A beleza e a impraticabilidade desses quadros fazem ressoar nos ossos do espectador a força do mundo da irracionalidade, próprio da arte, das emoções, da imprevisibilidade da vida. É um apontamento precioso num tempo excessivamente materialista como o atual, em que muitas vezes a cultura é encarada como a última das prioridades, sentimentos são reprimidos em detrimento da razão, do autocontrole, de benefícios materiais ou individuais.

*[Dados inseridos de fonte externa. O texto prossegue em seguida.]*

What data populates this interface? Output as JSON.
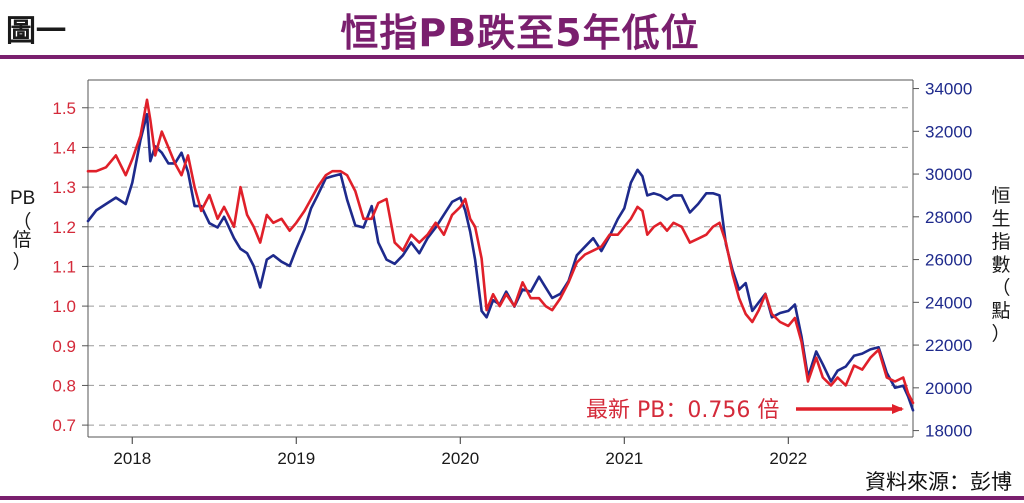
{
  "header": {
    "figure_label": "圖一",
    "title": "恒指PB跌至5年低位"
  },
  "footer": {
    "source": "資料來源：彭博"
  },
  "chart_data": {
    "type": "line",
    "title": "恒指PB跌至5年低位",
    "ylabel_left": "PB（倍）",
    "ylabel_right": "恒生指數（點）",
    "x_ticks": [
      "2018",
      "2019",
      "2020",
      "2021",
      "2022"
    ],
    "x_range": [
      2017.73,
      2022.76
    ],
    "y_left_ticks": [
      "1.5",
      "1.4",
      "1.3",
      "1.2",
      "1.1",
      "1.0",
      "0.9",
      "0.8",
      "0.7"
    ],
    "y_left_range": [
      0.67,
      1.57
    ],
    "y_right_ticks": [
      "34000",
      "32000",
      "30000",
      "28000",
      "26000",
      "24000",
      "22000",
      "20000",
      "18000"
    ],
    "y_right_range": [
      17700,
      34400
    ],
    "grid": true,
    "colors": {
      "pb": "#e0202a",
      "hsi": "#1e2a8c",
      "accent": "#7a1f6e",
      "left_axis_text": "#d42a3a",
      "right_axis_text": "#1e2a8c"
    },
    "annotation": {
      "text": "最新 PB：0.756 倍"
    },
    "series": [
      {
        "key": "pb",
        "axis": "left",
        "x": [
          2017.73,
          2017.78,
          2017.84,
          2017.9,
          2017.96,
          2018.0,
          2018.05,
          2018.09,
          2018.11,
          2018.14,
          2018.18,
          2018.22,
          2018.26,
          2018.3,
          2018.34,
          2018.38,
          2018.42,
          2018.47,
          2018.52,
          2018.56,
          2018.62,
          2018.66,
          2018.7,
          2018.74,
          2018.78,
          2018.82,
          2018.86,
          2018.91,
          2018.96,
          2019.0,
          2019.05,
          2019.09,
          2019.13,
          2019.18,
          2019.22,
          2019.27,
          2019.31,
          2019.36,
          2019.41,
          2019.46,
          2019.5,
          2019.55,
          2019.6,
          2019.65,
          2019.7,
          2019.75,
          2019.8,
          2019.85,
          2019.9,
          2019.95,
          2020.0,
          2020.03,
          2020.06,
          2020.09,
          2020.13,
          2020.16,
          2020.2,
          2020.24,
          2020.28,
          2020.33,
          2020.38,
          2020.43,
          2020.48,
          2020.52,
          2020.56,
          2020.61,
          2020.66,
          2020.71,
          2020.76,
          2020.81,
          2020.86,
          2020.91,
          2020.96,
          2021.0,
          2021.04,
          2021.08,
          2021.11,
          2021.14,
          2021.18,
          2021.22,
          2021.26,
          2021.3,
          2021.35,
          2021.4,
          2021.45,
          2021.5,
          2021.54,
          2021.58,
          2021.62,
          2021.66,
          2021.7,
          2021.74,
          2021.78,
          2021.82,
          2021.86,
          2021.9,
          2021.95,
          2022.0,
          2022.04,
          2022.08,
          2022.12,
          2022.17,
          2022.21,
          2022.26,
          2022.3,
          2022.35,
          2022.4,
          2022.45,
          2022.5,
          2022.55,
          2022.6,
          2022.65,
          2022.7,
          2022.73,
          2022.76
        ],
        "values": [
          1.34,
          1.34,
          1.35,
          1.38,
          1.33,
          1.37,
          1.43,
          1.52,
          1.47,
          1.38,
          1.44,
          1.4,
          1.36,
          1.33,
          1.38,
          1.3,
          1.24,
          1.28,
          1.22,
          1.25,
          1.2,
          1.3,
          1.23,
          1.2,
          1.16,
          1.23,
          1.21,
          1.22,
          1.19,
          1.21,
          1.24,
          1.27,
          1.3,
          1.33,
          1.34,
          1.34,
          1.33,
          1.29,
          1.22,
          1.22,
          1.26,
          1.27,
          1.16,
          1.14,
          1.18,
          1.16,
          1.18,
          1.21,
          1.18,
          1.23,
          1.25,
          1.27,
          1.22,
          1.2,
          1.12,
          0.99,
          1.03,
          1.0,
          1.03,
          1.0,
          1.06,
          1.02,
          1.02,
          1.0,
          0.99,
          1.02,
          1.06,
          1.11,
          1.13,
          1.14,
          1.15,
          1.18,
          1.18,
          1.2,
          1.22,
          1.25,
          1.24,
          1.18,
          1.2,
          1.21,
          1.19,
          1.21,
          1.2,
          1.16,
          1.17,
          1.18,
          1.2,
          1.21,
          1.16,
          1.08,
          1.02,
          0.98,
          0.96,
          0.99,
          1.03,
          0.98,
          0.96,
          0.95,
          0.97,
          0.91,
          0.81,
          0.87,
          0.82,
          0.8,
          0.82,
          0.8,
          0.85,
          0.84,
          0.87,
          0.89,
          0.82,
          0.81,
          0.82,
          0.78,
          0.756
        ]
      },
      {
        "key": "hsi",
        "axis": "right",
        "x": [
          2017.73,
          2017.78,
          2017.84,
          2017.9,
          2017.96,
          2018.0,
          2018.05,
          2018.09,
          2018.11,
          2018.14,
          2018.18,
          2018.22,
          2018.26,
          2018.3,
          2018.34,
          2018.38,
          2018.42,
          2018.47,
          2018.52,
          2018.56,
          2018.62,
          2018.66,
          2018.7,
          2018.74,
          2018.78,
          2018.82,
          2018.86,
          2018.91,
          2018.96,
          2019.0,
          2019.05,
          2019.09,
          2019.13,
          2019.18,
          2019.22,
          2019.27,
          2019.31,
          2019.36,
          2019.41,
          2019.46,
          2019.5,
          2019.55,
          2019.6,
          2019.65,
          2019.7,
          2019.75,
          2019.8,
          2019.85,
          2019.9,
          2019.95,
          2020.0,
          2020.03,
          2020.06,
          2020.09,
          2020.13,
          2020.16,
          2020.2,
          2020.24,
          2020.28,
          2020.33,
          2020.38,
          2020.43,
          2020.48,
          2020.52,
          2020.56,
          2020.61,
          2020.66,
          2020.71,
          2020.76,
          2020.81,
          2020.86,
          2020.91,
          2020.96,
          2021.0,
          2021.04,
          2021.08,
          2021.11,
          2021.14,
          2021.18,
          2021.22,
          2021.26,
          2021.3,
          2021.35,
          2021.4,
          2021.45,
          2021.5,
          2021.54,
          2021.58,
          2021.62,
          2021.66,
          2021.7,
          2021.74,
          2021.78,
          2021.82,
          2021.86,
          2021.9,
          2021.95,
          2022.0,
          2022.04,
          2022.08,
          2022.12,
          2022.17,
          2022.21,
          2022.26,
          2022.3,
          2022.35,
          2022.4,
          2022.45,
          2022.5,
          2022.55,
          2022.6,
          2022.65,
          2022.7,
          2022.73,
          2022.76
        ],
        "values": [
          27800,
          28300,
          28600,
          28900,
          28600,
          29600,
          31600,
          32800,
          30600,
          31300,
          31000,
          30500,
          30500,
          31000,
          30100,
          28500,
          28500,
          27700,
          27500,
          28000,
          27000,
          26500,
          26300,
          25700,
          24700,
          26000,
          26200,
          25900,
          25700,
          26500,
          27400,
          28400,
          29000,
          29800,
          29900,
          30000,
          28800,
          27600,
          27500,
          28500,
          26800,
          26000,
          25800,
          26200,
          26800,
          26300,
          27000,
          27500,
          28100,
          28700,
          28900,
          28300,
          27300,
          26000,
          23600,
          23300,
          24100,
          23900,
          24500,
          23800,
          24600,
          24500,
          25200,
          24700,
          24200,
          24400,
          25000,
          26200,
          26600,
          27000,
          26400,
          27100,
          27900,
          28400,
          29600,
          30200,
          29900,
          29000,
          29100,
          29000,
          28800,
          29000,
          29000,
          28200,
          28600,
          29100,
          29100,
          29000,
          26700,
          25500,
          24600,
          24900,
          23600,
          24000,
          24400,
          23300,
          23500,
          23600,
          23900,
          22400,
          20500,
          21700,
          21100,
          20300,
          20800,
          21000,
          21500,
          21600,
          21800,
          21900,
          20700,
          20000,
          20100,
          19600,
          18950
        ]
      }
    ]
  }
}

Liberdade e encarceramento é uma das dicotomias trabalhadas em cena, ao lado de medo e coragem, paralisia e movimento, esperança e desalento. Em alguns momentos, as feridas de um mundo cindido ganham o foco. Em outros, os intérpretes iluminam raízes comuns de símbolos habitualmente vistos como antagônicos optando por confundir signos polarizadores do humano em vez de trabalhar suas discrepâncias. Como num milagre, por exemplo, voo e queda livre se tornam uma mesma ação. Os atores lançam-se sobre o abismo. Flutuam ou caem? Ao mesmo tempo em que flutuam, eles caem. É uma inversão de perspectivas que convida a um novo olhar sobre a arte e a própria existência, uma transgressão levando-se em conta a época fervorosamente afeita a polarizações de hoje.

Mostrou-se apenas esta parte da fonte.